While Pfeil focused on building a social conscious, Evans approached how the market system itself can be used to achieve the goals laid out in “Caritas.”

“‘Caritas In Veritate’ picks up on the importance of trade after the ferocious development we’ve seen over the past 40 years,” Evans said. “Much of this trade is coming from the developing world.”

While “Caritas” may be viewed as an attack on markets, Evans said Benedict actually expounded on the benefits of globalization and how it brought a new level of awareness to the world’s poor that had not previously been seen.

The rapid development of trade combined with more global awareness of world poverty brought about an opportunity where economic development and globalization can be used to actually improve the lives of those living in poverty, Evans said. 

“In a lot of circles, the phrase ‘economic growth’ is considered to have a dirty connotation,” he said. “But for others in the developing world, it can mean the difference between going hungry or not, or watching your child reach his first birthday.”

Evans told the students that it was their job to think about what effect their “everyday decisions” have on the developing world, but he also addressed the negative aspects that inevitably come as a result of globalization. However, he said there is no easy answer to these problems and the simplest solution may lie in the development itself.

Cassel said he believed the greatest way for students to address these issue was to be truly informed about the global economy and to understand the relationship the Catholic Church has with the market.

“There has always been a balance between the Church and the market,” he said. “The Church has never worshiped the market as a cure-all to the world’s problems, but they have also never declared it to be an instrument of pure evil either.”

Cassel said he thinks “Caritas In Veritate” stated that the market is subjective to communicative justice.

“We admit the market can be a negative force bus only because a certain ideology can make it so,” he said.

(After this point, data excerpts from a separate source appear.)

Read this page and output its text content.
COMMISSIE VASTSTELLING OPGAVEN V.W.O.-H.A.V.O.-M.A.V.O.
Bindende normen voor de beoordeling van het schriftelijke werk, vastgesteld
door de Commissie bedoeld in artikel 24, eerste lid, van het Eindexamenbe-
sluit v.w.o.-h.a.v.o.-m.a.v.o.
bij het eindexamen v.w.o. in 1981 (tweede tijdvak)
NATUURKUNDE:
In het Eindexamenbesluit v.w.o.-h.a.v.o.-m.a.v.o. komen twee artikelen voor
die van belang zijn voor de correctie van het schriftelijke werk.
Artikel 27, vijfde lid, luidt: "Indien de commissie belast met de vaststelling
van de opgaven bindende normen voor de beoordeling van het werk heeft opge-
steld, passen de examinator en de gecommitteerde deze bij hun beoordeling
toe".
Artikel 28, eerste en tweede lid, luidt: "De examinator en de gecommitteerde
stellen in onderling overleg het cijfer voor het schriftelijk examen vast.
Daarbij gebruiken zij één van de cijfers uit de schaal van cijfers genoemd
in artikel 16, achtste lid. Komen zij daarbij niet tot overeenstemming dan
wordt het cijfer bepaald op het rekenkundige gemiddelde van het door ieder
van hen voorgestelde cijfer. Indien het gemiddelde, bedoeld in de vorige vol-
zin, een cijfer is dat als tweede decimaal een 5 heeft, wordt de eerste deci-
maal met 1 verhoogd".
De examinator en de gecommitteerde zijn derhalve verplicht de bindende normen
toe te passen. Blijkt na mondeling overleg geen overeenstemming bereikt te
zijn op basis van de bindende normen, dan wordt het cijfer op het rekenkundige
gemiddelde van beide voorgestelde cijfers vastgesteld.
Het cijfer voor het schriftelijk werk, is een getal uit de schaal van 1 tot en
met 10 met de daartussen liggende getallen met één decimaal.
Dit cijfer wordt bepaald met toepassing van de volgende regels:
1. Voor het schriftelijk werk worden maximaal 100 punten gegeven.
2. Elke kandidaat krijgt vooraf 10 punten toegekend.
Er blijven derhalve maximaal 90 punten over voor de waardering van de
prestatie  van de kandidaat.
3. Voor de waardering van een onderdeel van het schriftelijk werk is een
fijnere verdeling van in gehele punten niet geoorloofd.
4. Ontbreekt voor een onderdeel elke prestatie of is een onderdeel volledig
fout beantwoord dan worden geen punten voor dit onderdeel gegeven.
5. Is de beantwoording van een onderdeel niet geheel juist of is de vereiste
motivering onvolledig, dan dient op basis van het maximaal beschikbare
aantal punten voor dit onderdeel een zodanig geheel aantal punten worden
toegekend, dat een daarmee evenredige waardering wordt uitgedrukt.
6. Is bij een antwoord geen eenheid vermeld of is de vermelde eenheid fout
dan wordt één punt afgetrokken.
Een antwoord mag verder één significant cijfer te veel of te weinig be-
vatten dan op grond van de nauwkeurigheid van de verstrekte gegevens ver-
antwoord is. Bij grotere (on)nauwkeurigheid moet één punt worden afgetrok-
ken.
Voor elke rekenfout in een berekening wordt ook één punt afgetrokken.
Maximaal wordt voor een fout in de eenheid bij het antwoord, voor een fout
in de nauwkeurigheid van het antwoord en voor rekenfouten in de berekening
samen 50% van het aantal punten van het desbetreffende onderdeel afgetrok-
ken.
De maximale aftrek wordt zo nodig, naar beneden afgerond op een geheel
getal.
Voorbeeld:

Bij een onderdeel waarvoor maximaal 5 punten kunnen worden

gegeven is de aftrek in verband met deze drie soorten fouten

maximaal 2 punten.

Cassel focused his talk on real-world examples and how specific marketplaces hurt global development when they try and further their own country’s interests by unethical and even illegal means.

“You should not for a single second believe China is the success of the free-market system, because it is not free,” he said. “China purposely keeps its currency weak, thereby creating a false trade market. When countries do this, they prevent other countries from access to markets that they desperately need.”

Knowing the truth about China’s market system is one example of several instances where Cassel believes students need to be educated in order to succeed at understanding morality’s role in the global marketplace.

“Part of the answer to these problems is what you’re doing tonight,” he said in his closing remarks. “You need to be informed. You need to use your faith so that you care. And most importantly, you need to act.”